Louve risqua un regard en arrière. Le cri de rage qu'avait poussé Mhùron semblait encore résonner de son écho dément sous son crâne. Elle pouvait presque sentir ses longues griffes s'agripper au bas de sa robe et mordre la chair de ses chevilles afin de la retenir. Elle réprima un frisson ; la reine du Royaume Central ne frissonnait pas. Et définitivement pas de peur. Elle faisait face. Du moins, elle l'aurait fait si Eleon ne lui avait pas attrapé la main et tirée hors de l'imprimerie. Elle l'aurait fait si sa vie seule avait été en jeu. Mais ce n'était pas le cas.

Entremêlés aux siens, les doigts de la jeune princesse l'empoignaient comme si sa main était le seul morceau de bois flotté d'un océan déchaîné, la tirant toujours plus vers l'avant. Mais dans quelle direction ?

Quittant la porte de l'imprimerie des yeux, Louve reporta son attention sur la chaussée. Les pavés défilaient sous les semelles de ses luxueuses chaussures de satin d'une pointure trop grande. Elle se faisait la réflexion qu'elle ferait peut-être mieux de les retirer avant de se fouler une cheville, lorsqu'on lui barra soudain la route.

Une masse gigantesque apparut en travers de son champ de vision. Elle la percuta de plein fouet, lâchant la main de la princesse, le souffle coupé. Son corps et celui de son agresseur basculèrent et ricochèrent sur les pavés dans un tourbillon de cape, de soieries et de cris. Louve s'érafla la pommette, le coude et les deux genoux, se tordit une cheville, perdit l'un de ses escarpins et déchira quelques longueurs de tissu au bas de ses jupons avant que ses multiples culbutes ne finissent par la plaquer contre une large poitrine pestante. Deux yeux d'acier la jaugèrent avec surprise tandis qu'une bouche grimaçante ravalait subitement la bordée de jurons qu'elle était en train de déverser.

Louve oublia instantanément la douleur du choc dans ses côtes, ses multiples éraflures et sa cheville en compote afin de sourire à ce visage familier.

— Aram ! s'exclama-t-elle comme si le vieux commandant des Lames était le dernier homme sur terre. Vous voilà enfin ! Nom d'un Pironneau percé ! Si vous ne m'aviez pas fichu une trouille de tous les démons, je pourrais vous embrasser !

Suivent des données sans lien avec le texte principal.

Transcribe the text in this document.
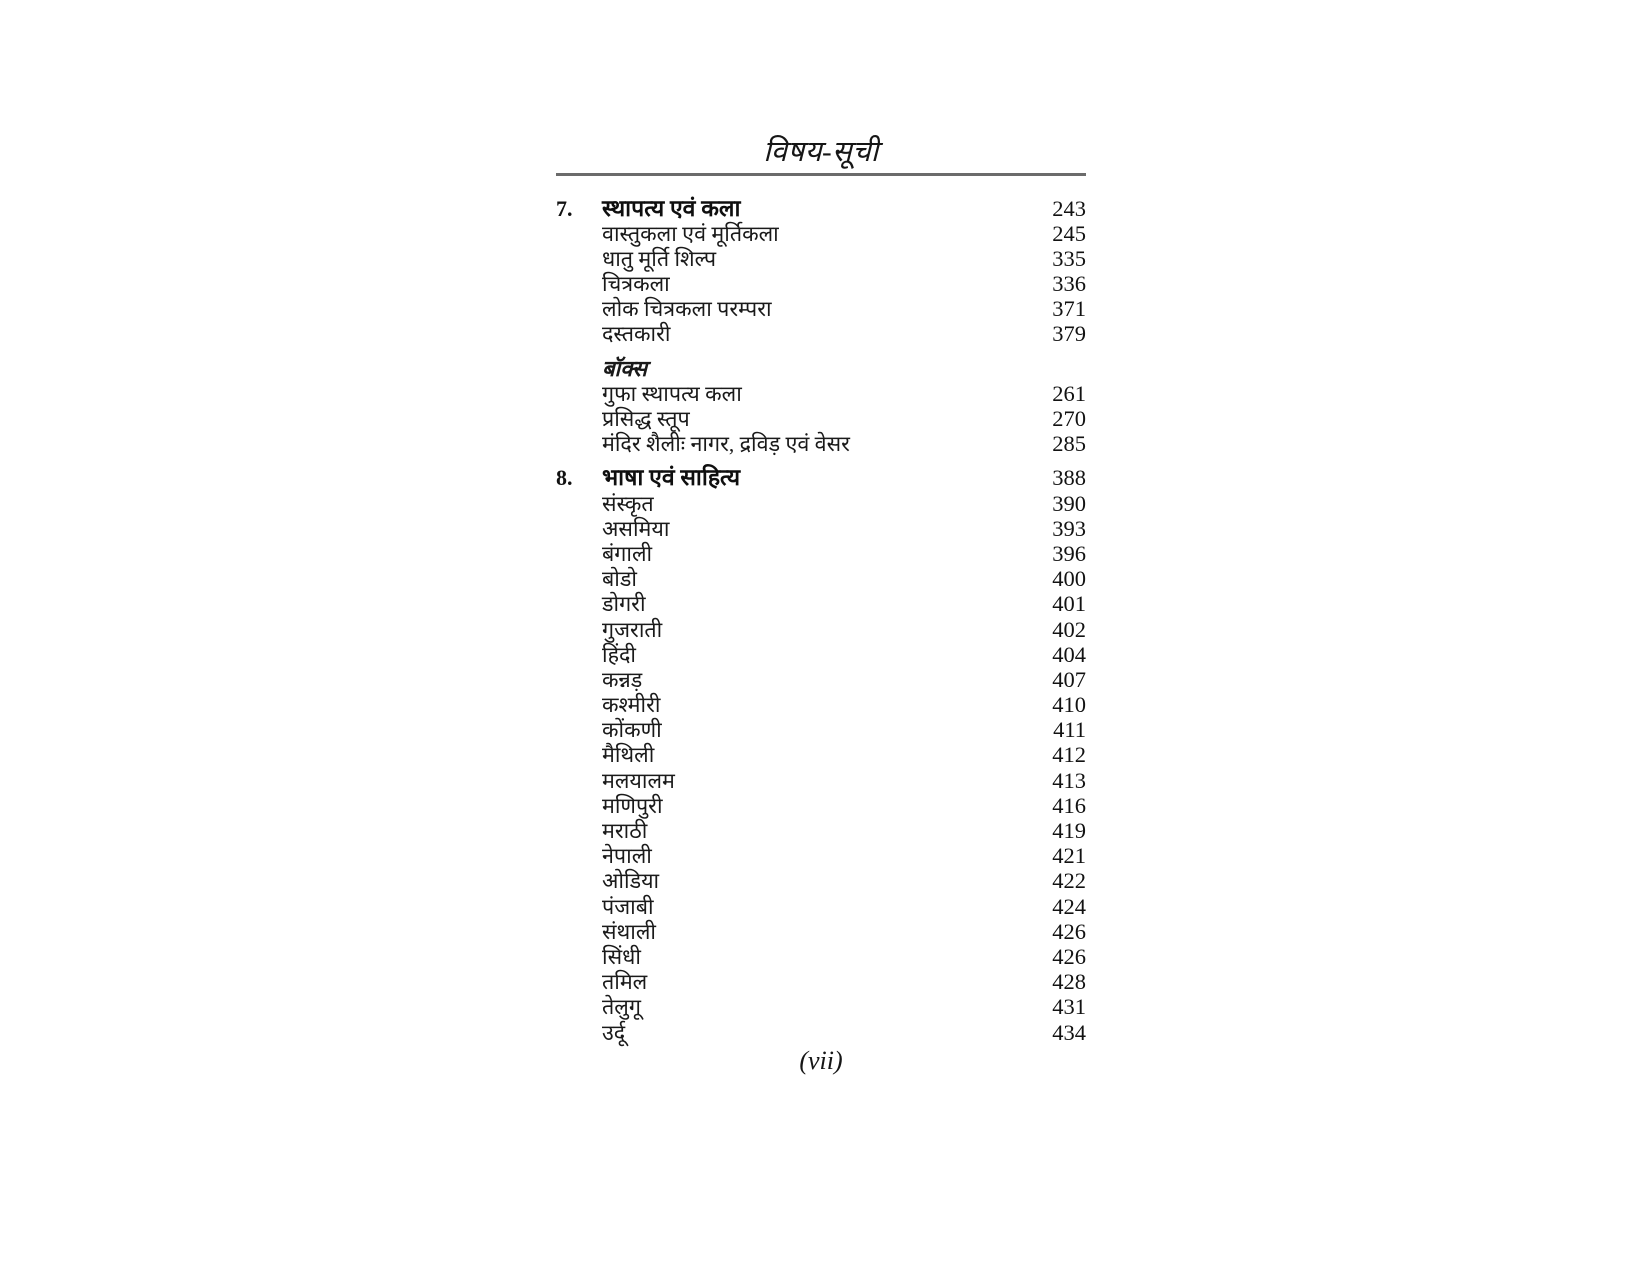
विषय-सूची
7.	स्थापत्य एवं कला	243
वास्तुकला एवं मूर्तिकला	245
धातु मूर्ति शिल्प	335
चित्रकला	336
लोक चित्रकला परम्परा	371
दस्तकारी	379
बॉक्स
गुफा स्थापत्य कला	261
प्रसिद्ध स्तूप	270
मंदिर शैलीः नागर, द्रविड़ एवं वेसर	285
8.	भाषा एवं साहित्य	388
संस्कृत	390
असमिया	393
बंगाली	396
बोडो	400
डोगरी	401
गुजराती	402
हिंदी	404
कन्नड़	407
कश्मीरी	410
कोंकणी	411
मैथिली	412
मलयालम	413
मणिपुरी	416
मराठी	419
नेपाली	421
ओडिया	422
पंजाबी	424
संथाली	426
सिंधी	426
तमिल	428
तेलुगू	431
उर्दू	434
(vii)
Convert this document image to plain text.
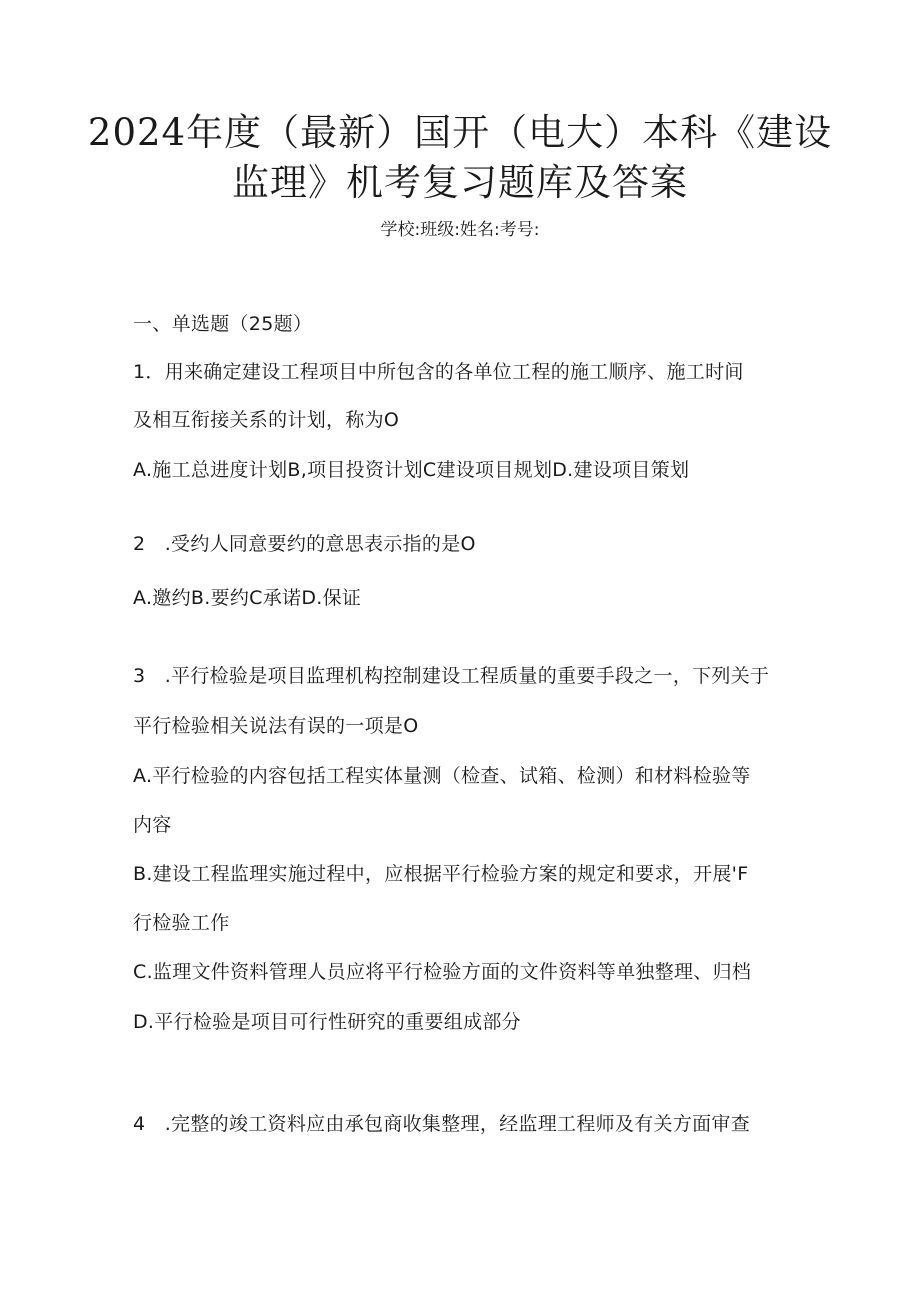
2024年度（最新）国开（电大）本科《建设
监理》机考复习题库及答案
学校:班级:姓名:考号:
一、单选题（25题）
1．用来确定建设工程项目中所包含的各单位工程的施工顺序、施工时间
及相互衔接关系的计划，称为O
A.施工总进度计划B,项目投资计划C建设项目规划D.建设项目策划
2　.受约人同意要约的意思表示指的是O
A.邀约B.要约C承诺D.保证
3　.平行检验是项目监理机构控制建设工程质量的重要手段之一，下列关于
平行检验相关说法有误的一项是O
A.平行检验的内容包括工程实体量测（检查、试箱、检测）和材料检验等
内容
B.建设工程监理实施过程中，应根据平行检验方案的规定和要求，开展'F
行检验工作
C.监理文件资料管理人员应将平行检验方面的文件资料等单独整理、归档
D.平行检验是项目可行性研究的重要组成部分
4　.完整的竣工资料应由承包商收集整理，经监理工程师及有关方面审查
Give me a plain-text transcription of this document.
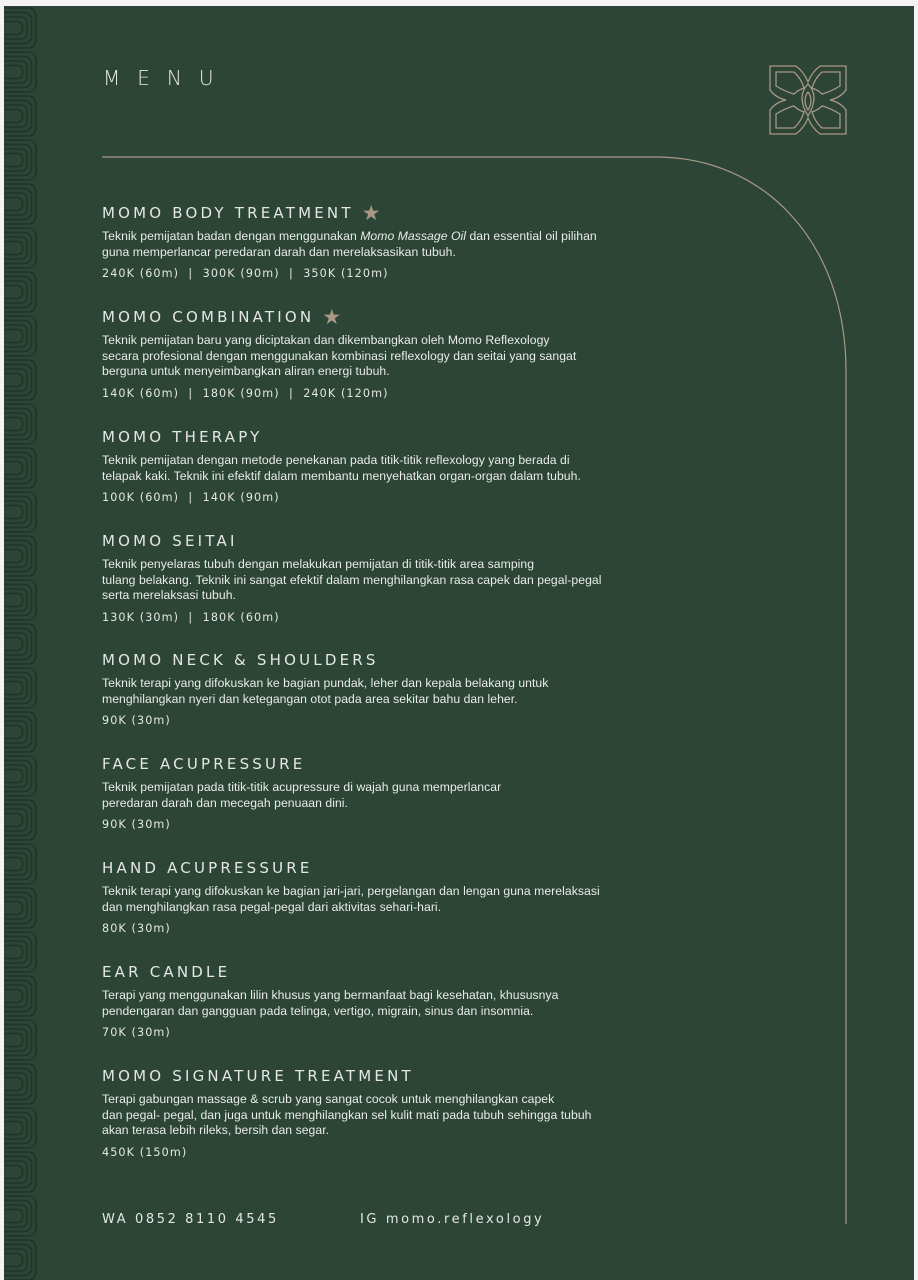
MENU
MOMO BODY TREATMENT ★

Teknik pemijatan badan dengan menggunakan Momo Massage Oil dan essential oil pilihan
guna memperlancar peredaran darah dan merelaksasikan tubuh.

240K (60m)  |  300K (90m)  |  350K (120m)
MOMO COMBINATION ★

Teknik pemijatan baru yang diciptakan dan dikembangkan oleh Momo Reflexology
secara profesional dengan menggunakan kombinasi reflexology dan seitai yang sangat
berguna untuk menyeimbangkan aliran energi tubuh.

140K (60m)  |  180K (90m)  |  240K (120m)
MOMO THERAPY

Teknik pemijatan dengan metode penekanan pada titik-titik reflexology yang berada di
telapak kaki. Teknik ini efektif dalam membantu menyehatkan organ-organ dalam tubuh.

100K (60m)  |  140K (90m)
MOMO SEITAI

Teknik penyelaras tubuh dengan melakukan pemijatan di titik-titik area samping
tulang belakang. Teknik ini sangat efektif dalam menghilangkan rasa capek dan pegal-pegal
serta merelaksasi tubuh.

130K (30m)  |  180K (60m)
MOMO NECK & SHOULDERS

Teknik terapi yang difokuskan ke bagian pundak, leher dan kepala belakang untuk
menghilangkan nyeri dan ketegangan otot pada area sekitar bahu dan leher.

90K (30m)
FACE ACUPRESSURE

Teknik pemijatan pada titik-titik acupressure di wajah guna memperlancar
peredaran darah dan mecegah penuaan dini.

90K (30m)
HAND ACUPRESSURE

Teknik terapi yang difokuskan ke bagian jari-jari, pergelangan dan lengan guna merelaksasi
dan menghilangkan rasa pegal-pegal dari aktivitas sehari-hari.

80K (30m)
EAR CANDLE

Terapi yang menggunakan lilin khusus yang bermanfaat bagi kesehatan, khususnya
pendengaran dan gangguan pada telinga, vertigo, migrain, sinus dan insomnia.

70K (30m)
MOMO SIGNATURE TREATMENT

Terapi gabungan massage & scrub yang sangat cocok untuk menghilangkan capek
dan pegal- pegal, dan juga untuk menghilangkan sel kulit mati pada tubuh sehingga tubuh
akan terasa lebih rileks, bersih dan segar.

450K (150m)
WA 0852 8110 4545	IG momo.reflexology
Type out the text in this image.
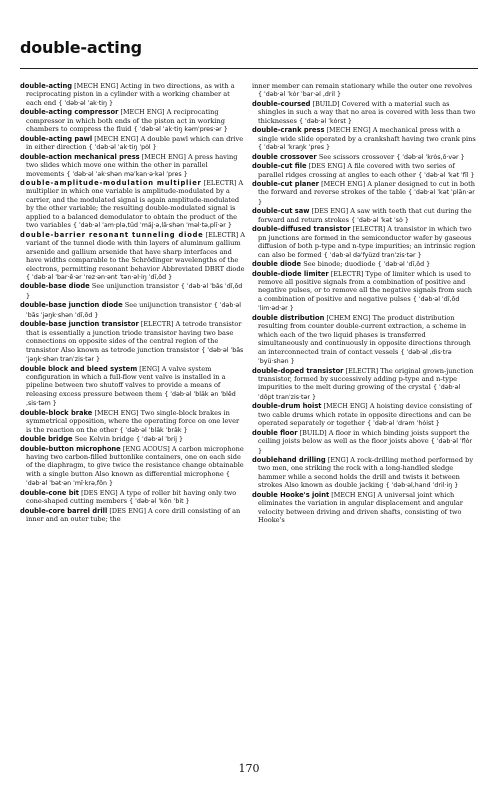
double-acting

double-acting [MECH ENG] Acting in two directions, as with a reciprocating piston in a cylinder with a working chamber at each end { ˈdəb·əl ˈak·tiŋ }

double-acting compressor [MECH ENG] A reciprocating compressor in which both ends of the piston act in working chambers to compress the fluid { ˈdəb·əl ˈak·tiŋ kəmˈpres·ər }

double-acting pawl [MECH ENG] A double pawl which can drive in either direction { ˈdəb·əl ˈak·tiŋ ˈpȯl }

double-action mechanical press [MECH ENG] A press having two slides which move one within the other in parallel movements { ˈdəb·əl ˈak·shən məˈkan·ə·kəl ˈpres }

double-amplitude-modulation multiplier [ELECTR] A multiplier in which one variable is amplitude-modulated by a carrier, and the modulated signal is again amplitude-modulated by the other variable; the resulting double-modulated signal is applied to a balanced demodulator to obtain the product of the two variables { ˈdəb·əl ˈam·plə‚tüd ˈmäj·ə‚lā·shən ˈməl·tə‚plī·ər }

double-barrier resonant tunneling diode [ELECTR] A variant of the tunnel diode with thin layers of aluminum gallium arsenide and gallium arsenide that have sharp interfaces and have widths comparable to the Schrödinger wavelengths of the electrons, permitting resonant behavior Abbreviated DBRT diode { ˈdəb·əl ˈbar·ē·ər ˈrez·ən·ənt ˈtən·əl·iŋ ˈdī‚ōd }

double-base diode See unijunction transistor { ˈdəb·əl ˈbās ˈdī‚ōd }

double-base junction diode See unijunction transistor { ˈdəb·əl ˈbās ˈjəŋk·shən ˈdī‚ōd }

double-base junction transistor [ELECTR] A tetrode transistor that is essentially a junction triode transistor having two base connections on opposite sides of the central region of the transistor Also known as tetrode junction transistor { ˈdəb·əl ˈbās ˈjəŋk·shən tranˈzis·tər }

double block and bleed system [ENG] A valve system configuration in which a full-flow vent valve is installed in a pipeline between two shutoff valves to provide a means of releasing excess pressure between them { ˈdəb·əl ˈbläk ən ˈblēd ‚sis·təm }

double-block brake [MECH ENG] Two single-block brakes in symmetrical opposition, where the operating force on one lever is the reaction on the other { ˈdəb·əl ˈbläk ˈbrāk }

double bridge See Kelvin bridge { ˈdəb·əl ˈbrij }

double-button microphone [ENG ACOUS] A carbon microphone having two carbon-filled buttonlike containers, one on each side of the diaphragm, to give twice the resistance change obtainable with a single button Also known as differential microphone { ˈdəb·əl ˈbət·ən ˈmī·krə‚fōn }

double-cone bit [DES ENG] A type of roller bit having only two cone-shaped cutting members { ˈdəb·əl ˈkōn ˈbit }

double-core barrel drill [DES ENG] A core drill consisting of an inner and an outer tube; the

inner member can remain stationary while the outer one revolves { ˈdəb·əl ˈkȯr ˈbar·əl ‚dril }

double-coursed [BUILD] Covered with a material such as shingles in such a way that no area is covered with less than two thicknesses { ˈdəb·əl ˈkȯrst }

double-crank press [MECH ENG] A mechanical press with a single wide slide operated by a crankshaft having two crank pins { ˈdəb·əl ˈkraŋk ˈpres }

double crossover See scissors crossover { ˈdəb·əl ˈkrȯs‚ō·vər }

double-cut file [DES ENG] A file covered with two series of parallel ridges crossing at angles to each other { ˈdəb·əl ˈkət ˈfīl }

double-cut planer [MECH ENG] A planer designed to cut in both the forward and reverse strokes of the table { ˈdəb·əl ˈkət ˈplān·ər }

double-cut saw [DES ENG] A saw with teeth that cut during the forward and return strokes { ˈdəb·əl ˈkət ˈsȯ }

double-diffused transistor [ELECTR] A transistor in which two pn junctions are formed in the semiconductor wafer by gaseous diffusion of both p-type and n-type impurities; an intrinsic region can also be formed { ˈdəb·əl dəˈfyüzd tranˈzis·tər }

double diode See binode; duodiode { ˈdəb·əl ˈdī‚ōd }

double-diode limiter [ELECTR] Type of limiter which is used to remove all positive signals from a combination of positive and negative pulses, or to remove all the negative signals from such a combination of positive and negative pulses { ˈdəb·əl ˈdī‚ōd ˈlim·əd·ər }

double distribution [CHEM ENG] The product distribution resulting from counter double-current extraction, a scheme in which each of the two liquid phases is transferred simultaneously and continuously in opposite directions through an interconnected train of contact vessels { ˈdəb·əl ‚dis·trəˈbyü·shən }

double-doped transistor [ELECTR] The original grown-junction transistor, formed by successively adding p-type and n-type impurities to the melt during growing of the crystal { ˈdəb·əl ˈdōpt tranˈzis·tər }

double-drum hoist [MECH ENG] A hoisting device consisting of two cable drums which rotate in opposite directions and can be operated separately or together { ˈdəb·əl ˈdrəm ˈhȯist }

double floor [BUILD] A floor in which binding joists support the ceiling joists below as well as the floor joists above { ˈdəb·əl ˈflȯr }

doublehand drilling [ENG] A rock-drilling method performed by two men, one striking the rock with a long-handled sledge hammer while a second holds the drill and twists it between strokes Also known as double jacking { ˈdəb·əl‚hand ˈdril·iŋ }

double Hooke's joint [MECH ENG] A universal joint which eliminates the variation in angular displacement and angular velocity between driving and driven shafts, consisting of two Hooke's

170
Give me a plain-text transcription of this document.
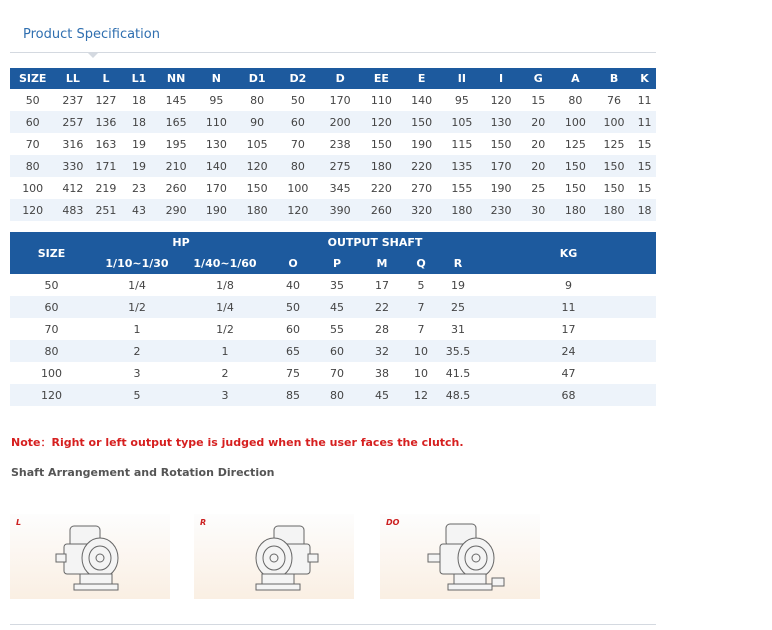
Product Specification
SIZE	LL	L	L1	NN	N	D1	D2	D	EE	E	II	I	G	A	B	K
50	237	127	18	145	95	80	50	170	110	140	95	120	15	80	76	11
60	257	136	18	165	110	90	60	200	120	150	105	130	20	100	100	11
70	316	163	19	195	130	105	70	238	150	190	115	150	20	125	125	15
80	330	171	19	210	140	120	80	275	180	220	135	170	20	150	150	15
100	412	219	23	260	170	150	100	345	220	270	155	190	25	150	150	15
120	483	251	43	290	190	180	120	390	260	320	180	230	30	180	180	18
SIZE	HP		OUTPUT SHAFT					KG
	1/10~1/30	1/40~1/60	O	P	M	Q	R	
50	1/4	1/8	40	35	17	5	19	9
60	1/2	1/4	50	45	22	7	25	11
70	1	1/2	60	55	28	7	31	17
80	2	1	65	60	32	10	35.5	24
100	3	2	75	70	38	10	41.5	47
120	5	3	85	80	45	12	48.5	68
Note：Right or left output type is judged when the user faces the clutch.
Shaft Arrangement and Rotation Direction
L	R	DO
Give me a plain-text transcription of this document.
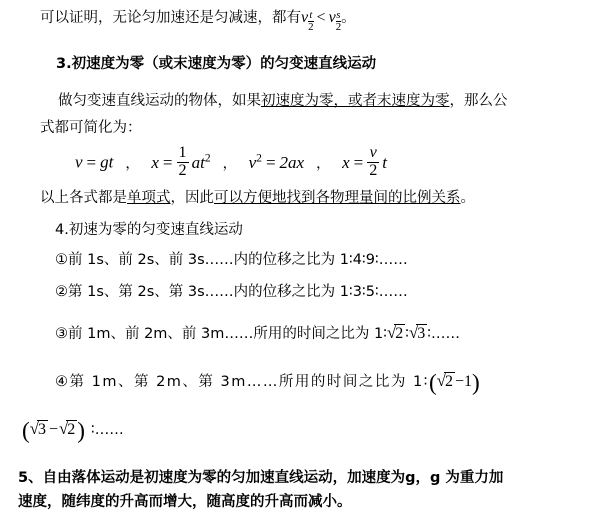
可以证明，无论匀加速还是匀减速，都有v $\frac{t}{2} < v \frac{s}{2}$ 。
3.初速度为零（或末速度为零）的匀变速直线运动
做匀变速直线运动的物体，如果初速度为零，或者末速度为零，那么公
式都可简化为：
v = gt ， $x = \frac{1}{2} at^2$ ， $v^2 = 2ax$ ， $x = \frac{v}{2}$ t
以上各式都是单项式，因此可以方便地找到各物理量间的比例关系。
4.初速为零的匀变速直线运动
①前 1s、前 2s、前 3s……内的位移之比为 1∶4∶9∶……
②第 1s、第 2s、第 3s……内的位移之比为 1∶3∶5∶……
③前 1m、前 2m、前 3m……所用的时间之比为 1∶√2 ∶√3 ∶……
④第 1m、第 2m、第 3m……所用的时间之比为 1∶(√2 −1)
(√3 −√2) ∶……
5、自由落体运动是初速度为零的匀加速直线运动，加速度为g，g 为重力加
速度，随纬度的升高而增大，随高度的升高而减小。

Derrière sa barbe blanche et ses épais sourcils encore sombres, le géant sentit ses joues chauffer au point d'irradier ses oreilles brûlantes. La reine sourit devant la réaction si juvénile de ce grand guerrier chevronné, puis le moment passa tandis qu'on la soulevait par les aisselles, la remettant sur ses pieds. Ne trouvant nulle part trace de son second escarpin, elle jeta au loin celui qu'elle chaussait encore. Lorsqu'elle tourna le menton afin de remercier celui ou celle qui était venu à son secours, ce sont deux pupilles olive qui la fixèrent.

— Merci, Dukan.

Le mercenaire hocha le menton tandis que le commandant se remettait lui-même debout. Lorsque le regard d'Aram se posa sur Eleon - restée quelques pas en arrière - son expression se durcit. Sa main vola jusqu'à la garde de son épée dissimulée sous sa cape de cocher.

— Que fait-elle ici ?

La dernière fois qu'il l'avait vue, la jeune fille possédait une apparence plus juvénile, mais ça ne l'avait pas empêchée de les faire tomber dans le piège de Silla Mhùron - son père, comme il l'avait appris plus tard. S'il avait su, alors. S'il avait pu ouvrir les yeux... Le commandant s'en voulait encore, des mois plus tard, pour le peu de bon sens dont il avait fait preuve. La voir ici, ne faisait que réveiller son honneur blessé.

Un grondement s'éleva de sa gorge, sa main tira sur son sabre. La main de Louve posée sur la sienne l'empêcha de dégainer.

— L'enfant est sous ma protection, commandant.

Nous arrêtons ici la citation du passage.